Two-thirds of Labour's own members now believe their government has made too many policy U-turns. Think about that. Not the Tories. Not Reform UK. Not some hostile media outlet. The Labour membership itself has looked at Keir Starmer's record and concluded that he does not know what he is doing.
At least ten government U-turns have been publicly acknowledged since Labour took office. Winter fuel payments. The two-child benefit cap. Farmers' inheritance tax. National insurance for employers. The list keeps growing. Every few weeks, a policy is briefed out with great fanfare, pressure builds, and the government folds. This is not leadership. This is management by panic.
A Government That Doesn't Know What It Stands For
A government needs conviction. Whatever else you said about Margaret Thatcher or Tony Blair, you knew what they believed and why they were in office. Keir Starmer's government is different. It is a machine that says what its focus groups tell it to say, then reverses when the outrage gets too loud, then re-reverses when a different lobby complains.
The result is policy chaos. Nobody in business can plan, because the tax regime may change in six months. Nobody in the voluntary sector can plan, because the funding rules may change. Nobody in the public services can plan, because the reform agenda keeps mutating. This is not stability. This is government by hostage negotiation.
Civil Liberties Quietly Being Dismantled
While the U-turns get the headlines, something quieter and much more sinister is happening in the background. Under Starmer's watch, the state has continued and intensified a crackdown on civil liberties. More surveillance. Greater police powers. The criminalisation of almost every meaningful form of protest. Statewatch, hardly a right-wing outfit, has documented this as a decline in rights from 2024 to 2026.
We now have a government that U-turns on benefits policy at the first sign of a difficult headline but quietly signs off on the erosion of ancient freedoms without a murmur of internal dissent. That tells you everything about what this government thinks actually matters.
Scotland Is a Warning
In Scotland, where Holyrood elections are just weeks away, Labour is polling third. Wes Streeting has effectively told the Scottish people that their vote in an independence referendum would be ignored. That is the voice of a party that has forgotten how democracy is supposed to work. You do not tell voters you are not interested in what they vote for. That is the route to political extinction, and in Scotland Labour seems determined to travel it.

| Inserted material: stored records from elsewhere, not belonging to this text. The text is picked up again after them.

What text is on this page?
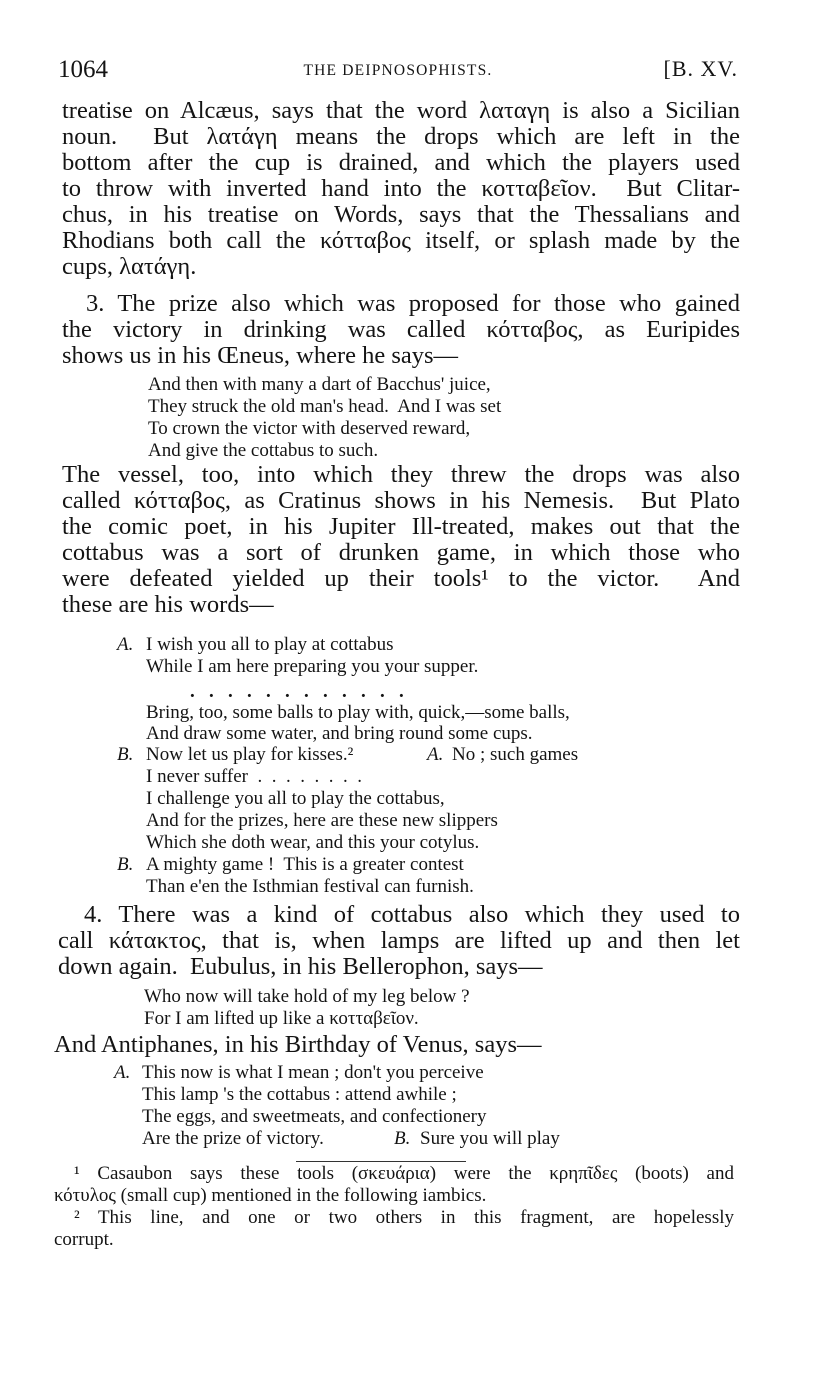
1064	THE DEIPNOSOPHISTS.	[B. XV.
treatise on Alcæus, says that the word λαταγη is also a Sicilian
noun.  But λατάγη means the drops which are left in the
bottom after the cup is drained, and which the players used
to throw with inverted hand into the κοτταβεῖον.  But Clitar-
chus, in his treatise on Words, says that the Thessalians and
Rhodians both call the κότταβος itself, or splash made by the
cups, λατάγη.
3. The prize also which was proposed for those who gained
the victory in drinking was called κότταβος, as Euripides
shows us in his Œneus, where he says—
And then with many a dart of Bacchus' juice,
They struck the old man's head.  And I was set
To crown the victor with deserved reward,
And give the cottabus to such.
The vessel, too, into which they threw the drops was also
called κότταβος, as Cratinus shows in his Nemesis.  But Plato
the comic poet, in his Jupiter Ill-treated, makes out that the
cottabus was a sort of drunken game, in which those who
were defeated yielded up their tools¹ to the victor.  And
these are his words—
A. I wish you all to play at cottabus
While I am here preparing you your supper.
.   .   .   .   .   .   .   .   .   .   .   .
Bring, too, some balls to play with, quick,—some balls,
And draw some water, and bring round some cups.
B. Now let us play for kisses.²	A. No ; such games
I never suffer  .  .  .  .  .  .  .  .
I challenge you all to play the cottabus,
And for the prizes, here are these new slippers
Which she doth wear, and this your cotylus.
B. A mighty game !  This is a greater contest
Than e'en the Isthmian festival can furnish.
4. There was a kind of cottabus also which they used to
call κάτακτος, that is, when lamps are lifted up and then let
down again.  Eubulus, in his Bellerophon, says—
Who now will take hold of my leg below ?
For I am lifted up like a κοτταβεῖον.
And Antiphanes, in his Birthday of Venus, says—
A. This now is what I mean ; don't you perceive
This lamp 's the cottabus : attend awhile ;
The eggs, and sweetmeats, and confectionery
Are the prize of victory.	B. Sure you will play
¹ Casaubon says these tools (σκευάρια) were the κρηπῖδες (boots) and
κότυλος (small cup) mentioned in the following iambics.
² This line, and one or two others in this fragment, are hopelessly
corrupt.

The same instinct is showing up across the Labour project. Hector the public about what they voted for. Lecture them about what they should want. Reverse under pressure. Repeat. It is exhausting to watch, and increasingly it is exhausting to live under.
The Reform UK Alternative
Reform UK is offering something Labour simply cannot match: a clear, consistent programme. Lower taxes for working people. Controlled immigration. Reform of the NHS. Protection of free speech. Protection of pensioners. The defence of our borders and our institutions. Not everything in that programme will be popular with everyone. That is the point. You have to mean what you say.
Labour members themselves are now saying their government doesn't mean what it says. That is a damning verdict from the people paid to cheer for Keir Starmer. The country is drawing the same conclusion, and increasingly it is looking to Reform UK to do what this government will not.